When the liftout is unplugged and removed, the approach tracks revert to non-powered ones.
I'd guess that something similar could be done in DCC, too.
Wayne
On the layout I'm presently building, I have a swing gate, that swings in towards the center of the layout. It has a 24" "door" opening. I haven't figured out quite how to rig it electrically yet (I'm DC). That project is a ways down the road, as I have just gotten the plywood sub roadbed and the backdrop installed. After touching up the backdrop and painting clouds and a horizon, I will be ready to lay track. I chose to use a swing gate, rather than a liftout because I have limited space and where to put the section when not installed is a problem. And, I don't particularly like duckunders, no matter how high the benchwork is.
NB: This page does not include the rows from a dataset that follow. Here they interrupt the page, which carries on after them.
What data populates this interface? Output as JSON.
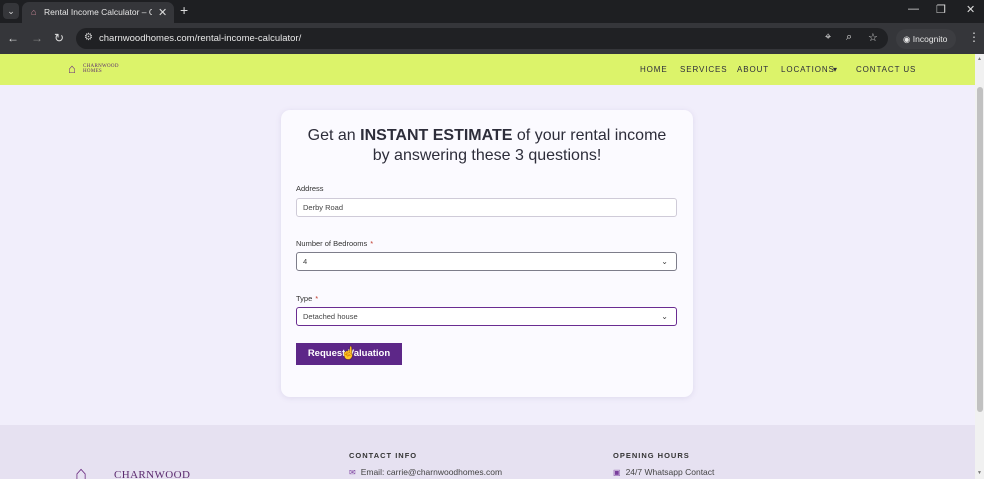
{
  "browser": {
    "tab_title": "Rental Income Calculator – Cha",
    "url": "charnwoodhomes.com/rental-income-calculator/",
    "incognito_label": "Incognito"
  },
  "site": {
    "logo_text": "CHARNWOOD\nHOMES",
    "nav": [
      "HOME",
      "SERVICES",
      "ABOUT",
      "LOCATIONS",
      "CONTACT US"
    ]
  },
  "form": {
    "heading_pre": "Get an ",
    "heading_bold": "INSTANT ESTIMATE",
    "heading_post": " of your rental income by answering these 3 questions!",
    "address_label": "Address",
    "address_value": "Derby Road",
    "bedrooms_label": "Number of Bedrooms",
    "bedrooms_value": "4",
    "type_label": "Type",
    "type_value": "Detached house",
    "required_mark": "*",
    "submit_label": "Request Valuation"
  },
  "footer": {
    "logo_text": "CHARNWOOD",
    "contact_heading": "CONTACT INFO",
    "contact_email": "Email: carrie@charnwoodhomes.com",
    "hours_heading": "OPENING HOURS",
    "hours_line": "24/7 Whatsapp Contact"
  },
  "colors": {
    "header_bg": "#dcf36a",
    "accent": "#5d2788",
    "page_bg": "#f1eefb"
  }
}
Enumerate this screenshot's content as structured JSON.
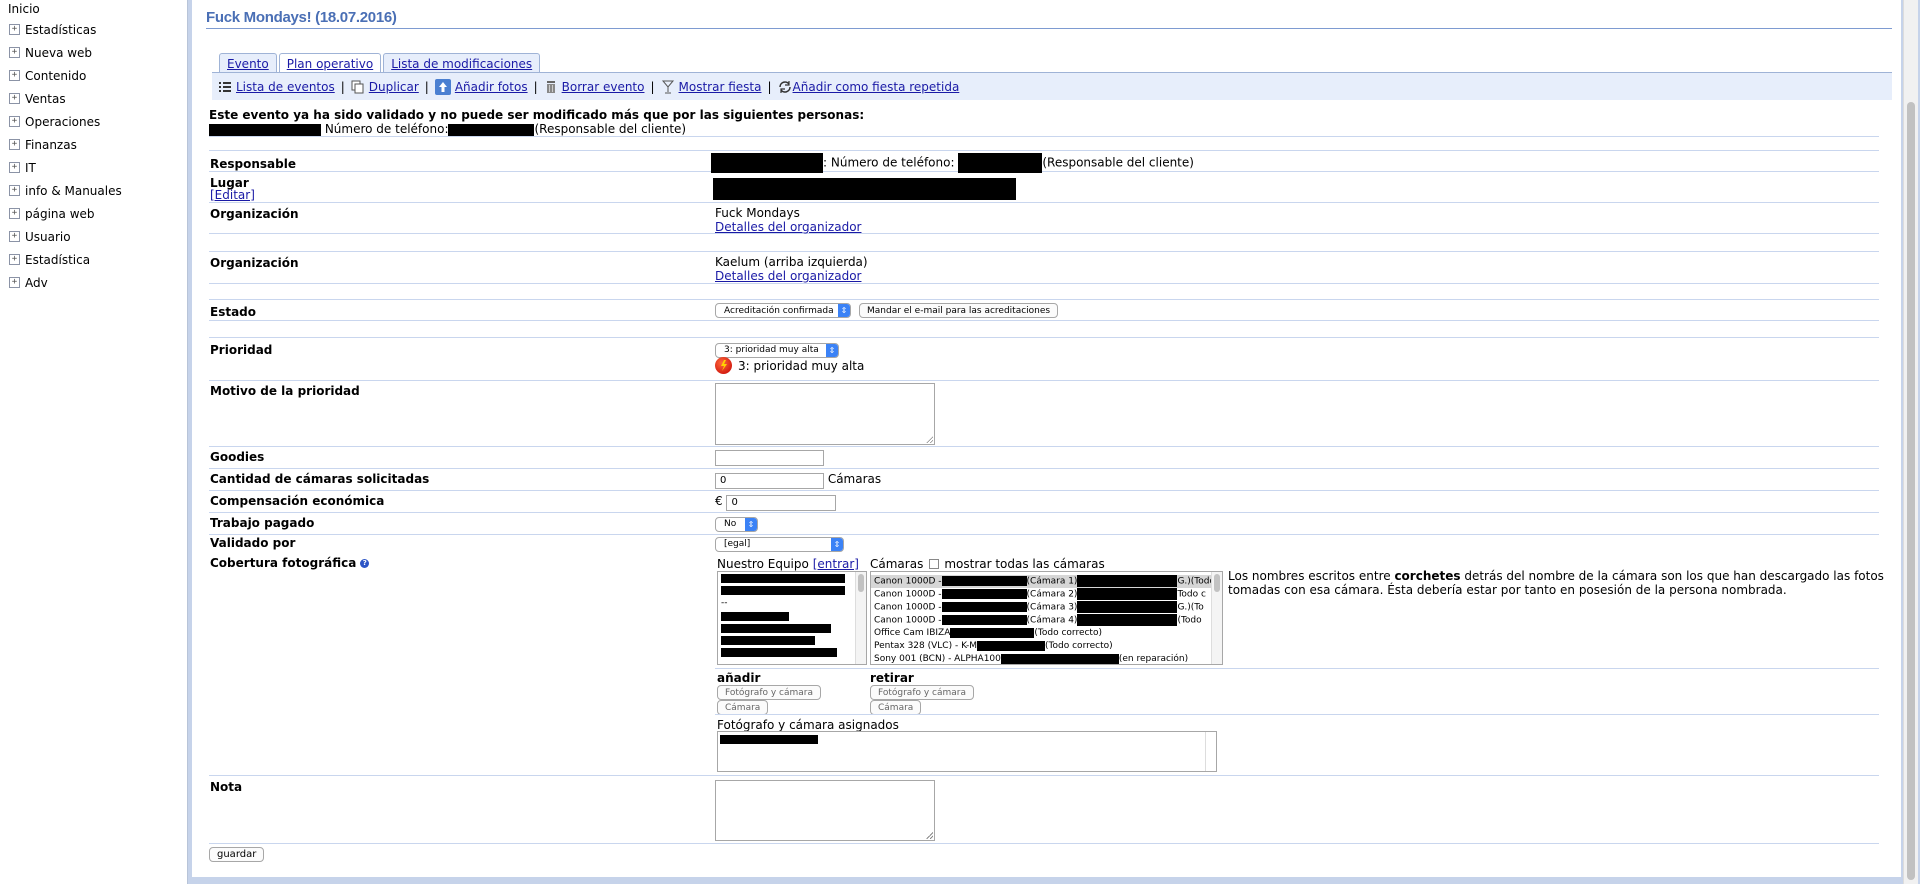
{
  "sidebar": {
    "home": "Inicio",
    "items": [
      "Estadísticas",
      "Nueva web",
      "Contenido",
      "Ventas",
      "Operaciones",
      "Finanzas",
      "IT",
      "info & Manuales",
      "página web",
      "Usuario",
      "Estadística",
      "Adv"
    ],
    "expander": "+"
  },
  "page": {
    "title": "Fuck Mondays! (18.07.2016)"
  },
  "tabs": [
    "Evento",
    "Plan operativo",
    "Lista de modificaciones"
  ],
  "actions": {
    "list": "Lista de eventos",
    "duplicate": "Duplicar",
    "add_photos": "Añadir fotos",
    "delete": "Borrar evento",
    "show": "Mostrar fiesta",
    "repeat": "Añadir como fiesta repetida",
    "separator": "|"
  },
  "notice": {
    "line1": "Este evento ya ha sido validado y no puede ser modificado más que por las siguientes personas:",
    "phone_label": "Número de teléfono:",
    "role": "(Responsable del cliente)"
  },
  "form": {
    "responsable": {
      "label": "Responsable",
      "phone_label": ": Número de teléfono:",
      "role": "(Responsable del cliente)"
    },
    "lugar": {
      "label": "Lugar",
      "edit": "[Editar]"
    },
    "org1": {
      "label": "Organización",
      "name": "Fuck Mondays",
      "link": "Detalles del organizador"
    },
    "org2": {
      "label": "Organización",
      "name": "Kaelum (arriba izquierda)",
      "link": "Detalles del organizador"
    },
    "estado": {
      "label": "Estado",
      "value": "Acreditación confirmada",
      "button": "Mandar el e-mail para las acreditaciones"
    },
    "prioridad": {
      "label": "Prioridad",
      "value": "3: prioridad muy alta",
      "display": "3: prioridad muy alta"
    },
    "motivo": {
      "label": "Motivo de la prioridad"
    },
    "goodies": {
      "label": "Goodies",
      "value": ""
    },
    "camaras": {
      "label": "Cantidad de cámaras solicitadas",
      "value": "0",
      "unit": "Cámaras"
    },
    "compensacion": {
      "label": "Compensación económica",
      "currency": "€",
      "value": "0"
    },
    "trabajo": {
      "label": "Trabajo pagado",
      "value": "No"
    },
    "validado": {
      "label": "Validado por",
      "value": "[egal]"
    },
    "cobertura": {
      "label": "Cobertura fotográfica",
      "team_label": "Nuestro Equipo",
      "team_link": "[entrar]",
      "team_dash": "--",
      "cams_label": "Cámaras",
      "show_all": "mostrar todas las cámaras",
      "cameras": [
        {
          "prefix": "Canon 1000D -",
          "mid": "(Cámara 1)",
          "suffix": "G.)(Todo c"
        },
        {
          "prefix": "Canon 1000D -",
          "mid": "(Cámara 2)",
          "suffix": "Todo c"
        },
        {
          "prefix": "Canon 1000D -",
          "mid": "(Cámara 3)",
          "suffix": "G.)(To"
        },
        {
          "prefix": "Canon 1000D -",
          "mid": "(Cámara 4)",
          "suffix": "(Todo"
        },
        {
          "prefix": "Office Cam IBIZA",
          "mid": "",
          "suffix": "(Todo correcto)"
        },
        {
          "prefix": "Pentax 328 (VLC) - K-M",
          "mid": "",
          "suffix": "(Todo correcto)"
        },
        {
          "prefix": "Sony 001 (BCN) - ALPHA100",
          "mid": "",
          "suffix": "(en reparación)"
        }
      ],
      "help": "Los nombres escritos entre ",
      "help_bold": "corchetes",
      "help_rest": " detrás del nombre de la cámara son los que han descargado las fotos tomadas con esa cámara. Ésta debería estar por tanto en posesión de la persona nombrada.",
      "add_label": "añadir",
      "remove_label": "retirar",
      "btn_photographer_camera": "Fotógrafo y cámara",
      "btn_camera": "Cámara",
      "assigned_label": "Fotógrafo y cámara asignados"
    },
    "nota": {
      "label": "Nota"
    },
    "save": "guardar"
  }
}
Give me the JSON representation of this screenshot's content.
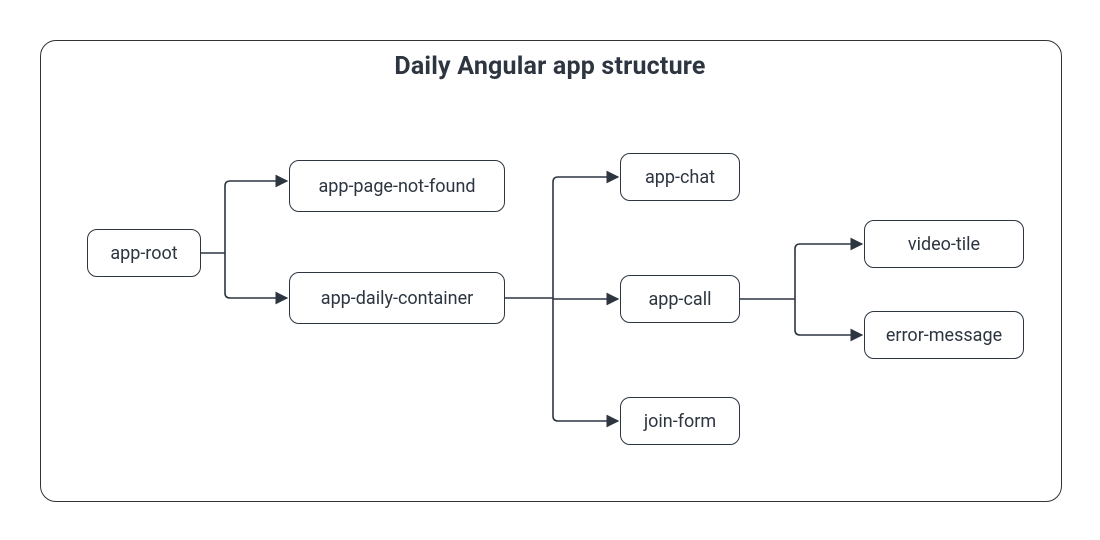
{
  "title": "Daily Angular app structure",
  "nodes": {
    "root": "app-root",
    "notFound": "app-page-not-found",
    "daily": "app-daily-container",
    "chat": "app-chat",
    "call": "app-call",
    "join": "join-form",
    "video": "video-tile",
    "error": "error-message"
  },
  "edges": [
    {
      "from": "root",
      "to": "notFound"
    },
    {
      "from": "root",
      "to": "daily"
    },
    {
      "from": "daily",
      "to": "chat"
    },
    {
      "from": "daily",
      "to": "call"
    },
    {
      "from": "daily",
      "to": "join"
    },
    {
      "from": "call",
      "to": "video"
    },
    {
      "from": "call",
      "to": "error"
    }
  ]
}
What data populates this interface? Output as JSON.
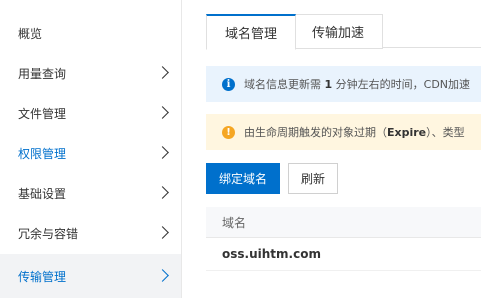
{
  "sidebar": {
    "items": [
      {
        "label": "概览",
        "chevron": false
      },
      {
        "label": "用量查询",
        "chevron": true
      },
      {
        "label": "文件管理",
        "chevron": true
      },
      {
        "label": "权限管理",
        "chevron": true
      },
      {
        "label": "基础设置",
        "chevron": true
      },
      {
        "label": "冗余与容错",
        "chevron": true
      },
      {
        "label": "传输管理",
        "chevron": true,
        "active": true
      }
    ]
  },
  "tabs": [
    {
      "label": "域名管理",
      "active": true
    },
    {
      "label": "传输加速",
      "active": false
    }
  ],
  "info_banner": {
    "icon": "info-icon",
    "text_before": "域名信息更新需 ",
    "text_bold": "1",
    "text_after": " 分钟左右的时间，CDN加速"
  },
  "warn_banner": {
    "icon": "warning-icon",
    "text_before": "由生命周期触发的对象过期（",
    "text_bold": "Expire",
    "text_after": "）、类型"
  },
  "toolbar": {
    "bind_domain_label": "绑定域名",
    "refresh_label": "刷新"
  },
  "table": {
    "column_header": "域名",
    "rows": [
      "oss.uihtm.com"
    ]
  },
  "colors": {
    "accent": "#0070cc",
    "info_bg": "#e9f3fd",
    "warn_bg": "#fff6e0",
    "warn_icon": "#f5a623"
  }
}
The Milwaukee Road Warriorwith a layout height of barely 40"
That's the key point. On a former layout I had a duckunder, but the layout height was 58 inches and the height underneath the duckunder was 56.5 inches. It was really easy to duck under even while carrying things.
I've tried lower heights but find them unsatisfactory, my current layout is 50" and fortunately I have the space to avoid duckunders (or liftouts).
Paul
IRONROOSTER The Milwaukee Road Warrior with a layout height of barely 40" That's the key point. On a former layout I had a duckunder, but the layout height was 58 inches and the height underneath the duckunder was 56.5 inches. It was really easy to duck under even while carrying things. I've tried lower heights but find them unsatisfactory, my current layout is 50" and fortunately I have the space to avoid duckunders (or liftouts). Paul
The Milwaukee Road Warrior with a layout height of barely 40"
Having built a double deck layout with upper deck benchwork in that 58" range, I agree that makes for an easy duck under.
I also learned that I would never want benchwork that high again, so a good lift out is necessary.